Después de más de un año de tensiones fuera de las canchas, los dos equipos han decidido cerrar oficialmente uno de los episodios legales más incómodos de los últimos tiempos en la NBA. Los Knicks han retirado la demanda a los Raptors tras llegar a un acuerdo, y dar así por concluido el litigio que enfrentaba a ambas organizaciones por el supuesto robo de miles de archivos internos del equipo neoyorquino en 2023.
La información, revelada por Baxter Holmes de ESPN, confirma que los Knicks y Maple Leaf Sports & Entertainment (MLSE), empresa propietaria de los Raptors, alcanzaron un acuerdo para poner fin al conflicto y centrarse en sus respectivas temporadas.

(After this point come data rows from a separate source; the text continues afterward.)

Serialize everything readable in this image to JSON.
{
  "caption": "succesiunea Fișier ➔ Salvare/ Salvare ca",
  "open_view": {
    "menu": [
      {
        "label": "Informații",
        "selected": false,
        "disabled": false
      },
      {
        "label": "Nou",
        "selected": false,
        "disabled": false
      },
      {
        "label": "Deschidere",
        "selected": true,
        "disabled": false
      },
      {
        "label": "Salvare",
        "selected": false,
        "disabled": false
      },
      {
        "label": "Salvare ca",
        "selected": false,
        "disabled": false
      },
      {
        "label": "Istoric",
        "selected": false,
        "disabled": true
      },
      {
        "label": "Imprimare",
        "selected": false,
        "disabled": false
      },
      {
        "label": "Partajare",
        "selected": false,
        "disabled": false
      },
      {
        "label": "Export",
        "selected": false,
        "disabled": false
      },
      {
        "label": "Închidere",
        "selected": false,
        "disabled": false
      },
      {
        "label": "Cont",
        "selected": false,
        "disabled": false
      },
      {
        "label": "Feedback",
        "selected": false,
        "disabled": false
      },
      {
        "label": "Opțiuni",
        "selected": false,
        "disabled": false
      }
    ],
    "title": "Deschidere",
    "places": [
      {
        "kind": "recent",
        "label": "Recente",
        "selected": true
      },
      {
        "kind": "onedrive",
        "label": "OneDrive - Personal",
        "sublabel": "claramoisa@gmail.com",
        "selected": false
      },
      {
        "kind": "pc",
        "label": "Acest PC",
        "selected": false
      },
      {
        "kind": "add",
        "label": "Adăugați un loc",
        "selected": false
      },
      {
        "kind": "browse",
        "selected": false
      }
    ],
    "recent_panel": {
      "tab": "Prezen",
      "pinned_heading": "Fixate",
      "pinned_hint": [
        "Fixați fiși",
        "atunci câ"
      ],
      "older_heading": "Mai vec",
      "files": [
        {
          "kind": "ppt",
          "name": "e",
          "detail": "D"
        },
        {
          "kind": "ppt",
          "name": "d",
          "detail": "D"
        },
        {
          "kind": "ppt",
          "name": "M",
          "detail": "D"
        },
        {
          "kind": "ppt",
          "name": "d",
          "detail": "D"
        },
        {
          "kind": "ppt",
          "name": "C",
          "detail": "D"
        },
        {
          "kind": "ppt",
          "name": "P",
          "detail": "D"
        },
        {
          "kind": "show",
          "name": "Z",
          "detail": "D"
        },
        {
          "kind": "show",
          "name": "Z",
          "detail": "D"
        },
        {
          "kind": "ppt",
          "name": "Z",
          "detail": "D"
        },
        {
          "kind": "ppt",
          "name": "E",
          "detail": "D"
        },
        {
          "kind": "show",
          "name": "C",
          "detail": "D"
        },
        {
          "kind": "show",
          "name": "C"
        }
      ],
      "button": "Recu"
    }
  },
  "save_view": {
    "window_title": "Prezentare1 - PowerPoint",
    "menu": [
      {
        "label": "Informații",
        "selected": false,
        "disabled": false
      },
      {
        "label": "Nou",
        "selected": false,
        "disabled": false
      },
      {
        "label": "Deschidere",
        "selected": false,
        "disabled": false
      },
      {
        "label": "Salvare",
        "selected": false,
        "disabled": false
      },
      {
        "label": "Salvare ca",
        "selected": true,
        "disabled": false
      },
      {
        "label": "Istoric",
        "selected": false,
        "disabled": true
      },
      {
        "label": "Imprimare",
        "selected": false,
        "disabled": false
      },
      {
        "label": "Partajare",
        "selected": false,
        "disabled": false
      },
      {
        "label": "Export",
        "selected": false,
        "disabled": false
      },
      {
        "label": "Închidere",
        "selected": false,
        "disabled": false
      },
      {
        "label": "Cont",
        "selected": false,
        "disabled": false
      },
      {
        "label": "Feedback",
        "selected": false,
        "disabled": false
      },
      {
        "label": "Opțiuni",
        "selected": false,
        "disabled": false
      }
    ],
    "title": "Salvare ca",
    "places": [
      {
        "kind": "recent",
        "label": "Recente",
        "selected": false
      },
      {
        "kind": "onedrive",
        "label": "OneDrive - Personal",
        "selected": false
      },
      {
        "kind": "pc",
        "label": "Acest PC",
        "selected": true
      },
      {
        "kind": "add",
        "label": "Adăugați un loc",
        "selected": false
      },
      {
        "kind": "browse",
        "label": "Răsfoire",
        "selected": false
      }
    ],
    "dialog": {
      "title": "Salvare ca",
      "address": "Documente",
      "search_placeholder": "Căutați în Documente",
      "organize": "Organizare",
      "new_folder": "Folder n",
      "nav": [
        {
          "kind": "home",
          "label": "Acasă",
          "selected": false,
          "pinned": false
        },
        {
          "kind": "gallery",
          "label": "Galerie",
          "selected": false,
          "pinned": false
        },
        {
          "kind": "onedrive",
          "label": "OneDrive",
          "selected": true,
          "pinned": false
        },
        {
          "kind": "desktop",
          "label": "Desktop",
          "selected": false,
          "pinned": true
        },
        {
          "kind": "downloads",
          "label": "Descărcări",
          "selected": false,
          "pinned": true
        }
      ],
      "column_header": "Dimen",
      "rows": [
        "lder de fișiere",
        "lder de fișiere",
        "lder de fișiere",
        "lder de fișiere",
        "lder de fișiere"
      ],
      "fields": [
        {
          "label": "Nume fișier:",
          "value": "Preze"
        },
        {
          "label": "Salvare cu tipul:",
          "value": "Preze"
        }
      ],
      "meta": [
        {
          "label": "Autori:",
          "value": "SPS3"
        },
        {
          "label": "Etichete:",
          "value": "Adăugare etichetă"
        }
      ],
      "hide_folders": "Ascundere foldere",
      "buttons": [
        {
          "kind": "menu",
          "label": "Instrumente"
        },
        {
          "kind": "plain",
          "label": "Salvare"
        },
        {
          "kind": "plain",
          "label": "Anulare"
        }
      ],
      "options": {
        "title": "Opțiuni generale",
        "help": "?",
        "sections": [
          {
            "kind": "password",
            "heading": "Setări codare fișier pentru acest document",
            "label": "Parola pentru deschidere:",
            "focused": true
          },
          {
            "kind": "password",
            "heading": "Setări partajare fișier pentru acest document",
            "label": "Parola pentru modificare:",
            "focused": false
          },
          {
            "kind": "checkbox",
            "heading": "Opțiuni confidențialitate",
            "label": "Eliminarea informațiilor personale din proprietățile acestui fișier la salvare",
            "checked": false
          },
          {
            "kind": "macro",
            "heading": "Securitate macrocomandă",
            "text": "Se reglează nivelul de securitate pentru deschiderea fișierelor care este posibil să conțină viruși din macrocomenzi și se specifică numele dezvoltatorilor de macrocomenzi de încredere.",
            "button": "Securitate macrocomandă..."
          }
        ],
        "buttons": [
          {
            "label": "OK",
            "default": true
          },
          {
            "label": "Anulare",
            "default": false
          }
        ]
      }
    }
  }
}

“Los Knicks y Maple Leaf Sports & Entertainment retiraron sus respectivas demandas y el asunto está resuelto. Las partes están centradas en el futuro”, explicaron ambas organizaciones en un comunicado conjunto enviado a ESPN.

Un caso que sacudió a la NBA
La disputa se remonta al verano de 2023, cuando los Knicks presentaron una demanda federal alegando que los Raptors, a través del entonces recién incorporado Ikechukwu Azotam —ex miembro del departamento de operaciones de video de Nueva York—, obtuvieron miles de archivos confidenciales de la franquicia.
Según los documentos judiciales, Azotam habría compartido información interna con el cuerpo técnico de Toronto mientras estos “organizan, planifican y estructuran el nuevo equipo de operaciones de video” bajo el mando del entrenador Darko Rajakovic, quien acababa de asumir su cargo.
Entre los materiales presuntamente transferidos se encontraban informes de scouting, estrategias de desarrollo de jugadores, esquemas defensivos y bases de datos de video —elementos considerados esenciales en el trabajo de análisis interno de un equipo NBA—.
Los Knicks incluyeron en la demanda tanto a Azotam como a los Raptors y a Rajakovic, acusándolos de apropiación indebida de secretos comerciales.